Friday, July 31, 2009

Apologies to Mrs. West


When I was a senior in high school, I worked a semester as a teacher’s aide. For one class period each day I helped one of my favorite teachers grade papers and do administrative stuff.

Sounds harmless enough, right? Well, you’d think so. But nowadays some of what I did as a teacher’s aide would get me thrown out of school.

Mrs. West, the teacher I assisted, was a terrific woman and an entertaining instructor. She sponsored our drama program and did a great job teaching English. A few years earlier, she’d helped me come out of my shell through involvement in drama. (I helped run the lights on “The Sound of Music,” and had a lead acting role in “The Taming of the Shrew” – and mercifully I will never again inflict my acting upon an audience.)

As her assistant, I had access to her gradebook. One day, a friend who had that class asked me to mark in the gradebook that she’d turned in her assignment, even though she hadn’t. I said I would, and I did.

Unfortunately, it didn’t end there. Soon a friend of my friend made a similar request, and as in the shampoo commercial, they told two friends, and so on and so on. Pretty soon I had about a dozen people routinely asking me to doctor the gradebook.

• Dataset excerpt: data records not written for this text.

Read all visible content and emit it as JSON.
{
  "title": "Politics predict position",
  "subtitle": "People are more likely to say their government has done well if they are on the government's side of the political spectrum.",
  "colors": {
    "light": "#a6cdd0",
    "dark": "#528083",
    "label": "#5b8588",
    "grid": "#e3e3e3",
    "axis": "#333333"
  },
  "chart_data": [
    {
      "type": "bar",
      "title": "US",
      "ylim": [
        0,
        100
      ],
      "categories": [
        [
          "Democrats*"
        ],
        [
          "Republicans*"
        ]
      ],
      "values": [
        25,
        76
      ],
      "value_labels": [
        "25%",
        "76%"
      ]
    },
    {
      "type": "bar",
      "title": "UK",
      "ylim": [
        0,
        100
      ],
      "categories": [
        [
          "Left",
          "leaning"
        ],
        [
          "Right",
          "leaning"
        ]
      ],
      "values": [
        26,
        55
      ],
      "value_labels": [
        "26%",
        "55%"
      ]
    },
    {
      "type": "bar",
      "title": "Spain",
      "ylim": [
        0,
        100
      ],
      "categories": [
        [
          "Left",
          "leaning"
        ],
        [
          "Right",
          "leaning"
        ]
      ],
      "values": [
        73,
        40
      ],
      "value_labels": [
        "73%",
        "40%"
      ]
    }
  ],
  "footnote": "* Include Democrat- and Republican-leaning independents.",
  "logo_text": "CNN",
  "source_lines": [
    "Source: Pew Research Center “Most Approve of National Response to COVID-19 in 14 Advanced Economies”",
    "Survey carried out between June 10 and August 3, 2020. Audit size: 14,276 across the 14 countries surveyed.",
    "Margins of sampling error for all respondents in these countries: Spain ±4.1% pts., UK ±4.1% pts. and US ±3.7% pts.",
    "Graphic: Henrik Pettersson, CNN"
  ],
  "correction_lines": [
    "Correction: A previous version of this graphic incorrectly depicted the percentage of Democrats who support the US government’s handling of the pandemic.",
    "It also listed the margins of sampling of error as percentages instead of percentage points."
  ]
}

I did it. I guess I thought it made me popular or cool or likeable. I didn’t really see the difference between being liked and being used.

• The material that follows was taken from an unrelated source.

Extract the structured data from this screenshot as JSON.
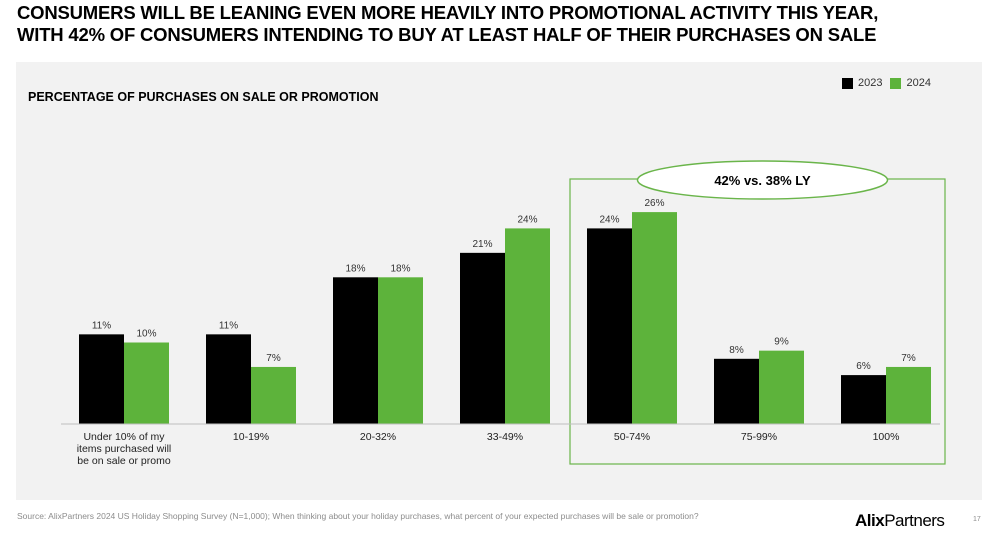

Even worse, pretty soon I was drunk on my own power – I adjusted grades for a few kids who weren’t even in the period I assisted. (Mostly guys I thought were cute, including one or two I’d never even spoken to.)

As far as I know, Mrs. West never caught on to my deception. I raised a few people a full letter grade in her class, I’m sure.

The whole episode is so embarrassing to think about now. And thank God I was never caught or punished. I didn’t think of it as very serious at the time, but I might have never graduated!

(Photo: Bedford-Stuyvesant, Brooklyn, July 2009)

7 comments:

  1. Sounds like the sort of thing I would have done, given half a chance (I 'bought' myself friends with candy and chocolate eclairs - it worked so long as the money held out) :-)

    ReplyDelete
  2. True confessions are difficult at any time. I too was a student assistant, but I guess people were sufficiently retarded in my sleepy little town not to ask me to doctor the grade book, because I too had access to it. BUT I did take advantage of someone's offer to pass along the answers to multiple-choice English exams and questions on Latin exams (given in an earlier period). I always wondered if those A's I received were mine or if I needed to give some of that credit to my informer.

    Those are years when being popular seems so important, yes?

    ReplyDelete
  3. Embarrassing? I think it's cool, but then I am a rule breaker by heart. What matters in any course is what people learn. The grade is just a letter, after all. Though I guess what they learned in that class is that cheating is possible. That's a valuable lesson.

    If it were me, I wouldn't think so much in terms of being used. You were a rebel.

    There are no compelling books or movies about people who follow all the rules. The interesting stories are about the people who bend the rules - or break them. You caused no harm, and now look at what a great post you've written!

    I salute you!

    ReplyDelete
  4. I had access to the keys to the cashbox from the coke machine in the lunchroom. That's all I'll say...

    ReplyDelete
  5. Wow, Boyfriend !!! Now that's what I call Grown Up and Brave. I hope you can put it behind you now that it's out there in Cyberspace. You made me think ... and that's a good thing. Have a wonderful weekend. xoxo.

    ReplyDelete
  6. well who would have thought it Steve.